Top cigarette company executives appeared on television interview shows in the 1960s denying they were interested in the youth market.

“Those claims were false,” Proctor said. “Youth marketing (cigarettes) went way back.”

Under cross examination, Frank Kelly the attorney for Philip Morris and R.J. Reynolds, said the companies had admitted that smoking caused lung cancer in 1999 and placed the information on their company website.

Proctor agreed.

"They admitted it for the first time," he said.

He was asked by Kelly about a magazine cover showing space astronauts in 1959 smoking and whether the astronauts knew smoking was dangerous.

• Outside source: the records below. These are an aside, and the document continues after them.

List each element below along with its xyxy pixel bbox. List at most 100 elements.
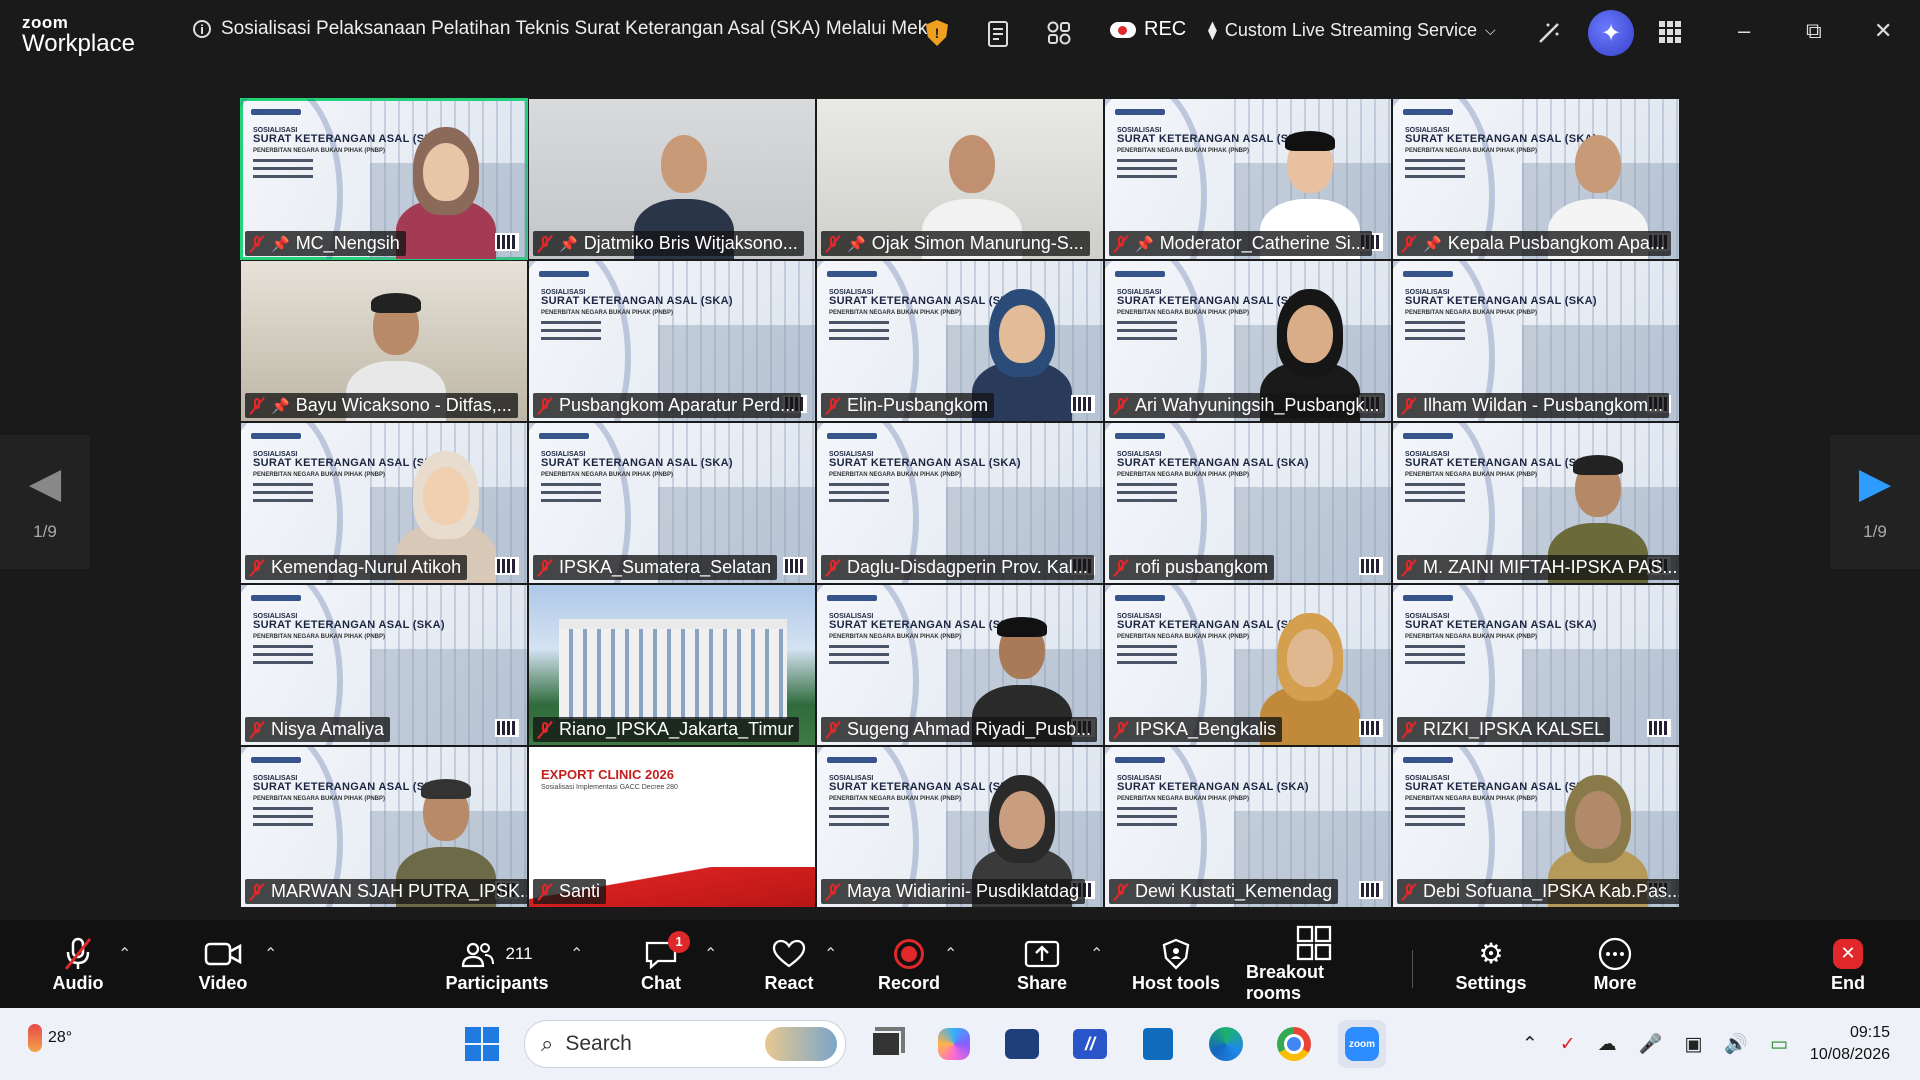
slide-line2: SURAT KETERANGAN ASAL (SKA) <box>829 457 1021 470</box>
video-tile[interactable]: SOSIALISASI SURAT KETERANGAN ASAL (SKA) PE… <box>240 422 528 584</box>
previous-page-button[interactable]: ◀ 1/9 <box>0 435 90 569</box>
battery-icon[interactable]: ▭ <box>1770 1033 1788 1056</box>
chat-label: Chat <box>641 972 681 993</box>
video-tile[interactable]: SOSIALISASI SURAT KETERANGAN ASAL (SKA) PE… <box>1392 746 1680 908</box>
video-tile[interactable]: SOSIALISASI SURAT KETERANGAN ASAL (SKA) PE… <box>816 746 1104 908</box>
store-app-icon[interactable]: // <box>1066 1020 1114 1068</box>
video-tile[interactable]: SOSIALISASI SURAT KETERANGAN ASAL (SKA) PE… <box>1104 260 1392 422</box>
slide-line3: PENERBITAN NEGARA BUKAN PIHAK (PNBP) <box>541 471 674 478</box>
meeting-controls: Audio ⌃ Video ⌃ 211 Participants ⌃ 1 Cha… <box>0 920 1920 1008</box>
react-button[interactable]: React <box>764 920 814 1008</box>
end-meeting-button[interactable]: ✕ End <box>1826 920 1870 1008</box>
video-tile[interactable]: 📌 Djatmiko Bris Witjaksono... <box>528 98 816 260</box>
participant-name: Nisya Amaliya <box>271 719 385 739</box>
breakout-rooms-button[interactable]: Breakout rooms <box>1246 920 1382 1008</box>
video-tile[interactable]: SOSIALISASI SURAT KETERANGAN ASAL (SKA) PE… <box>1104 746 1392 908</box>
settings-button[interactable]: ⚙ Settings <box>1454 920 1528 1008</box>
react-caret-icon[interactable]: ⌃ <box>824 944 837 964</box>
video-tile[interactable]: SOSIALISASI SURAT KETERANGAN ASAL (SKA) PE… <box>1104 422 1392 584</box>
participants-caret-icon[interactable]: ⌃ <box>570 944 583 964</box>
video-tile[interactable]: SOSIALISASI SURAT KETERANGAN ASAL (SKA) PE… <box>240 584 528 746</box>
more-button[interactable]: More <box>1590 920 1640 1008</box>
slide-line3: PENERBITAN NEGARA BUKAN PIHAK (PNBP) <box>1117 471 1250 478</box>
video-tile[interactable]: SOSIALISASI SURAT KETERANGAN ASAL (SKA) PE… <box>240 746 528 908</box>
copilot-icon[interactable] <box>930 1020 978 1068</box>
cloud-sync-icon[interactable]: ☁ <box>1598 1033 1617 1056</box>
notes-icon[interactable] <box>986 20 1012 48</box>
network-icon[interactable]: ▣ <box>1684 1033 1702 1056</box>
thermometer-icon <box>28 1024 42 1052</box>
video-tile[interactable]: SOSIALISASI SURAT KETERANGAN ASAL (SKA) PE… <box>816 422 1104 584</box>
participant-name-tag: RIZKI_IPSKA KALSEL <box>1397 717 1611 742</box>
app-grid-icon[interactable] <box>1658 20 1682 44</box>
video-tile[interactable]: SOSIALISASI SURAT KETERANGAN ASAL (SKA) PE… <box>528 260 816 422</box>
slide-detail-lines <box>829 483 1021 503</box>
participant-name-tag: IPSKA_Sumatera_Selatan <box>533 555 778 580</box>
video-tile[interactable]: SOSIALISASI SURAT KETERANGAN ASAL (SKA) PE… <box>1392 584 1680 746</box>
ministry-logo <box>827 433 877 439</box>
mic-muted-icon <box>249 235 265 253</box>
participant-name: Elin-Pusbangkom <box>847 395 989 415</box>
video-tile[interactable]: SOSIALISASI SURAT KETERANGAN ASAL (SKA) PE… <box>816 584 1104 746</box>
speaker-icon[interactable]: 🔊 <box>1724 1032 1748 1056</box>
ministry-logo <box>539 271 589 277</box>
chrome-browser-icon[interactable] <box>1270 1020 1318 1068</box>
close-icon[interactable]: ✕ <box>1874 18 1892 44</box>
live-stream-status[interactable]: ⧫ Custom Live Streaming Service ⌵ <box>1208 20 1496 41</box>
notes-app-icon[interactable] <box>1134 1020 1182 1068</box>
video-tile[interactable]: SOSIALISASI SURAT KETERANGAN ASAL (SKA) PE… <box>1104 98 1392 260</box>
meeting-title[interactable]: i Sosialisasi Pelaksanaan Pelatihan Tekn… <box>193 18 944 40</box>
audio-button[interactable]: Audio <box>46 920 110 1008</box>
recording-indicator[interactable]: REC <box>1110 18 1186 41</box>
weather-widget[interactable]: 28° <box>28 1024 72 1052</box>
annotate-pen-icon[interactable] <box>1536 20 1562 46</box>
clock[interactable]: 09:15 10/08/2026 <box>1810 1022 1890 1065</box>
info-icon[interactable]: i <box>193 20 211 38</box>
chevron-up-icon[interactable]: ⌃ <box>1522 1033 1538 1056</box>
participant-name-tag: Pusbangkom Aparatur Perd... <box>533 393 802 418</box>
start-button[interactable] <box>458 1020 506 1068</box>
video-tile[interactable]: SOSIALISASI SURAT KETERANGAN ASAL (SKA) PE… <box>1392 98 1680 260</box>
participant-name: rofi pusbangkom <box>1135 557 1269 577</box>
video-tile[interactable]: SOSIALISASI SURAT KETERANGAN ASAL (SKA) PE… <box>528 422 816 584</box>
next-page-button[interactable]: ▶ 1/9 <box>1830 435 1920 569</box>
video-tile[interactable]: Riano_IPSKA_Jakarta_Timur <box>528 584 816 746</box>
restore-icon[interactable]: ⧉ <box>1806 18 1822 44</box>
video-tile[interactable]: SOSIALISASI SURAT KETERANGAN ASAL (SKA) PE… <box>1104 584 1392 746</box>
task-view-icon[interactable] <box>862 1020 910 1068</box>
apps-shortcut-icon[interactable] <box>1046 20 1072 46</box>
chat-unread-badge: 1 <box>668 930 690 953</box>
media-app-icon[interactable] <box>998 1020 1046 1068</box>
audio-options-caret-icon[interactable]: ⌃ <box>118 944 131 964</box>
share-caret-icon[interactable]: ⌃ <box>1090 944 1103 964</box>
video-tile[interactable]: SOSIALISASI SURAT KETERANGAN ASAL (SKA) PE… <box>1392 260 1680 422</box>
ai-companion-icon[interactable]: ✦ <box>1588 10 1634 56</box>
edge-browser-icon[interactable] <box>1202 1020 1250 1068</box>
taskbar-pinned-apps <box>458 1008 524 1080</box>
zoom-app-icon[interactable]: zoom <box>1338 1020 1386 1068</box>
chat-bubble-icon: 1 <box>644 930 690 973</box>
encryption-shield-icon[interactable]: ! <box>926 20 948 46</box>
participants-button[interactable]: 211 Participants <box>444 920 550 1008</box>
chat-caret-icon[interactable]: ⌃ <box>704 944 717 964</box>
video-tile[interactable]: 📌 Ojak Simon Manurung-S... <box>816 98 1104 260</box>
chat-button[interactable]: 1 Chat <box>640 920 690 1008</box>
minimize-icon[interactable]: – <box>1738 18 1750 44</box>
record-button[interactable]: Record <box>878 920 940 1008</box>
video-tile[interactable]: SOSIALISASI SURAT KETERANGAN ASAL (SKA) PE… <box>1392 422 1680 584</box>
record-caret-icon[interactable]: ⌃ <box>944 944 957 964</box>
video-button[interactable]: Video <box>190 920 256 1008</box>
video-tile[interactable]: SOSIALISASI SURAT KETERANGAN ASAL (SKA) PE… <box>816 260 1104 422</box>
taskbar-search[interactable]: ⌕ Search <box>524 1020 846 1068</box>
share-button[interactable]: Share <box>1014 920 1070 1008</box>
ministry-logo <box>1403 595 1453 601</box>
video-tile[interactable]: SOSIALISASI SURAT KETERANGAN ASAL (SKA) PE… <box>240 98 528 260</box>
video-tile[interactable]: 📌 Bayu Wicaksono - Ditfas,... <box>240 260 528 422</box>
mic-muted-icon <box>825 235 841 253</box>
host-tools-button[interactable]: Host tools <box>1130 920 1222 1008</box>
video-options-caret-icon[interactable]: ⌃ <box>264 944 277 964</box>
antivirus-icon[interactable]: ✓ <box>1560 1033 1576 1056</box>
participant-name: MC_Nengsih <box>295 233 400 253</box>
microphone-icon[interactable]: 🎤 <box>1639 1032 1663 1056</box>
video-tile[interactable]: EXPORT CLINIC 2026 Sosialisasi Implementa… <box>528 746 816 908</box>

“I don’t know whether they knew or not,” Proctor said. “It was not sufficient enough to make them stop.”

Kelly listed a number of American presidents who had quit smoking including George Bush Sr., who stopped before he became president, Barack Obama and Dwight Eisenhower, who once smoked four packs of cigarettes a day.

Proctor agreed a smaller proportion of smokers are heavy smokers smoking every day, and smokers can include those who only smoke infrequently, such as weekend or social smokers.

A national poll conducted in 1959 displayed for the jury by Kelly showed a majority of responders said they believed in the claims made by the American Cancer Society (39 percent), while only 3 percent believed in the industry’s own creation the Tobacco Industry Research Council.

“Would you agree smoke from commercial cigarettes with additives can cause cancer and without additives can also cause it?” Kelly asked.

“For sure,” Proctor said.

“The burning process creates harmful carcinogens?”

“It does,” Proctor said.

The chemical ammonia was used to reconstitute or spike nicotine levels in tobacco by raising the pH level of nicotine molecules. This was called “freebasing.” The process raises the pH level and increases the impact of nicotine.

Ammonia freebasing also reduced the harshness of cigarette smoke.

Proctor agreed that cigarettes without additives could still be addictive.